Voltaire diceva che “il grado di civiltà di uno Stato si misura dal grado di civiltà delle sue prigioni” e qui non si vuole generalizzare degradando e sottostimando le carceri italiane, così come non si vuol sostenere che ogni carabiniere, che si occupa della sicurezza del suolo italiano, abusi del proprio potere e della propria autorità. Il fatto, però, che in uno stato democratico, civilizzato e attento alla salvaguardia della singola persona, possano capitare ancora casi simili è impensabile. Cucchi non è l’unico ragazzo picchiato in prigione; il 29 settembre 2008 un ragazzo di appena 22 anni, Emmanuel Bonsu, venne letteralmente placcato da otto agenti in borghese, mentre aspettava l’inizio delle lezioni serali, soltanto perché aveva cercato di scappare, impaurito, in quanto aveva scambiato gli agenti in borghese per dei malintenzionati. Una volta portato in caserma, diversi carabinieri lo schernirono con aggettivi razzisti. Nel caso di Emmanuel, la giustizia sembra aver fatto il suo corso, infatti chi ha commesso queste aggressioni è stato punito.

Ricordiamo poi il caso del quarantatreenne Giuseppe Uva, portato in carcere la notte tra il 14 e il 15 giugno 2008 e morto la mattina seguente, dopo essere stato in un ospedale a Varese per un trattamento sanitario obbligatorio. Da quel momento la famiglia ha cercato di far luce su ciò che è successo. I due carabinieri e i sei agenti della polizia coinvolti vennero però assolti.

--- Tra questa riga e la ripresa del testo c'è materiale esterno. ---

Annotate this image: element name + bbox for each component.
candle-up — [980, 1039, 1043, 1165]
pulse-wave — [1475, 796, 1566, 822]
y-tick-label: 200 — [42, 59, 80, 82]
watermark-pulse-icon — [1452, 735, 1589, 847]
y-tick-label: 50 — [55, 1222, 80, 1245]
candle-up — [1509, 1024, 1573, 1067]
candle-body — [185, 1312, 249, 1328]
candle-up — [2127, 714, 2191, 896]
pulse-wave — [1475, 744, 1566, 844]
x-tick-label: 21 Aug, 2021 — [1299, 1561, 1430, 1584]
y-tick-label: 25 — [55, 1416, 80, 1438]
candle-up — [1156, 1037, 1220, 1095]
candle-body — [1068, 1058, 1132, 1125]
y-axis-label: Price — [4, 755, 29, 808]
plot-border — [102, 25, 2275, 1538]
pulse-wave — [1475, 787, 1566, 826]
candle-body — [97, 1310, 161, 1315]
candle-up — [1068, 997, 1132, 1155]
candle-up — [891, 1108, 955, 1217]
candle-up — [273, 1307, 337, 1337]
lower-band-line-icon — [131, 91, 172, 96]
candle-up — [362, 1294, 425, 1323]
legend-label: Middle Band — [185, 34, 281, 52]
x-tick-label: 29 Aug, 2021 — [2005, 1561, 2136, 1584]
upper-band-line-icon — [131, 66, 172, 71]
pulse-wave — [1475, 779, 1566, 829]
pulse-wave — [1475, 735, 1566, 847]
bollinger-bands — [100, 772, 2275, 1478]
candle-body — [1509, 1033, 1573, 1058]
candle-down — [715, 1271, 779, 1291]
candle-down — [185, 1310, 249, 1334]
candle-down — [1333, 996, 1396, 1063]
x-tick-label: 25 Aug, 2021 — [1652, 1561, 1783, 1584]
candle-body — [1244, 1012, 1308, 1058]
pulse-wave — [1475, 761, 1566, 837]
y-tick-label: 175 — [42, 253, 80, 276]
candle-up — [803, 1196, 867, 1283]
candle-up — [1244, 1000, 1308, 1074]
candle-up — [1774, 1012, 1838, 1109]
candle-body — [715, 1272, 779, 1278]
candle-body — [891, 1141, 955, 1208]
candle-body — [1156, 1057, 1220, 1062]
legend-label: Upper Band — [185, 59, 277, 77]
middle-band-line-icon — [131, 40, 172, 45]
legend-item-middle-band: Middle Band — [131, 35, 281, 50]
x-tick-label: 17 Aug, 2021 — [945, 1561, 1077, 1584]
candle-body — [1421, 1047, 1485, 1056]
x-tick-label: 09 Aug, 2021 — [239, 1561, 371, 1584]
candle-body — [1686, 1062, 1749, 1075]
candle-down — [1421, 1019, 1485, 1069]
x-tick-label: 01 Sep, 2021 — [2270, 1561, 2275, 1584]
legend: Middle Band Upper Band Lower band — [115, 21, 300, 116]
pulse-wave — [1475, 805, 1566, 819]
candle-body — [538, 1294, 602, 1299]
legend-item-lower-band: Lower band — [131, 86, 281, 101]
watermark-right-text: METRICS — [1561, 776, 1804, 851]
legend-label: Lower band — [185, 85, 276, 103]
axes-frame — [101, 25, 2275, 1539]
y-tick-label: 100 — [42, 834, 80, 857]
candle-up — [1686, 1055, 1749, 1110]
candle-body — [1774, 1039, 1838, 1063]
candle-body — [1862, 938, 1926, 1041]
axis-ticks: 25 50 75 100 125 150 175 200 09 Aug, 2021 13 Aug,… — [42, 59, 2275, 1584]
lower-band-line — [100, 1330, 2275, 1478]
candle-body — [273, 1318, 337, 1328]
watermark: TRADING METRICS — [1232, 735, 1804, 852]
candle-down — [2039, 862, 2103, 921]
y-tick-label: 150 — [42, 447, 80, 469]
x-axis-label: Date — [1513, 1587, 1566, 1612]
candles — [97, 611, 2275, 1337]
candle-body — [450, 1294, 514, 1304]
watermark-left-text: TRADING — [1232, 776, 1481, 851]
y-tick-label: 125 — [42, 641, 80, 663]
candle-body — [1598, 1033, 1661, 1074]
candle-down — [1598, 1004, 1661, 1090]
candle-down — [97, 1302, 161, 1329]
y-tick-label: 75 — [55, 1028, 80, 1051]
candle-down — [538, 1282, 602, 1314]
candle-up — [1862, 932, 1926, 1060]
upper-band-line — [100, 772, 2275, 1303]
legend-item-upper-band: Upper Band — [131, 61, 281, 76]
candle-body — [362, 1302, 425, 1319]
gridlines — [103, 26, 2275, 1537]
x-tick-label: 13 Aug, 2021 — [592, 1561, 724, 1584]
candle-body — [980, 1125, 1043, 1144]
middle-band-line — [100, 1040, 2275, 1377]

Tentando di ampliare l’analisi, un altro fenomeno ben noto agli occhi di tutti è l’aggressività manifestata da alcuni agenti di polizia americani durante il servizio. I casi di violenza maggiormente registrati sono ai danni della popolazione afroamericana, ma tralasciando qualsiasi motivazione razziale, un dato balza subito all’occhio: 12703 casi su 13233 che riguardavano presunte violazioni di diritti civili non sono stati approfonditi dalla giustizia americana. La questione in realtà è molto complicata, poiché è sempre molto difficile per i giudici trovare prove sufficienti ad incriminare un agente di polizia, provando che  abbia intenzionalmente agito con violenza durante il fermo di una persona.

Diversi studi sono stati condotti da psicologi e giuristi per capire in che condizioni si possa stabilire quando ci si trova in presenza di regolare attuazione di procedure necessarie durante l’arresto di un individuo e quando invece il protocollo non viene rispettato e la violenza impiegata risulta essere eccessiva. Si tratta di un confine assai labile, che induce a riflettere su come cercare di distinguere i due modi di usare la forza: legittimo oppure eccessivo.

Per concludere, l’omertà non deve, o meglio, non dovrebbe ostacolare il corso della giustizia, perché, evitando di denunciare l’ingiustizia, non si potrà mai abbattere quel muro che da troppo tempo impedisce ai familiari delle vittime di far chiarezza su ciò che realmente è accaduto mentre i loro cari si trovavano in custodia dello Stato. Probabilmente, se ci fosse più empatia da parte di dottori e forze dell’ordine che in quei sette giorni avevano in cura ed in custodia Stefano Cucchi, oggi forse sarebbe un giovane adulto di 42 anni.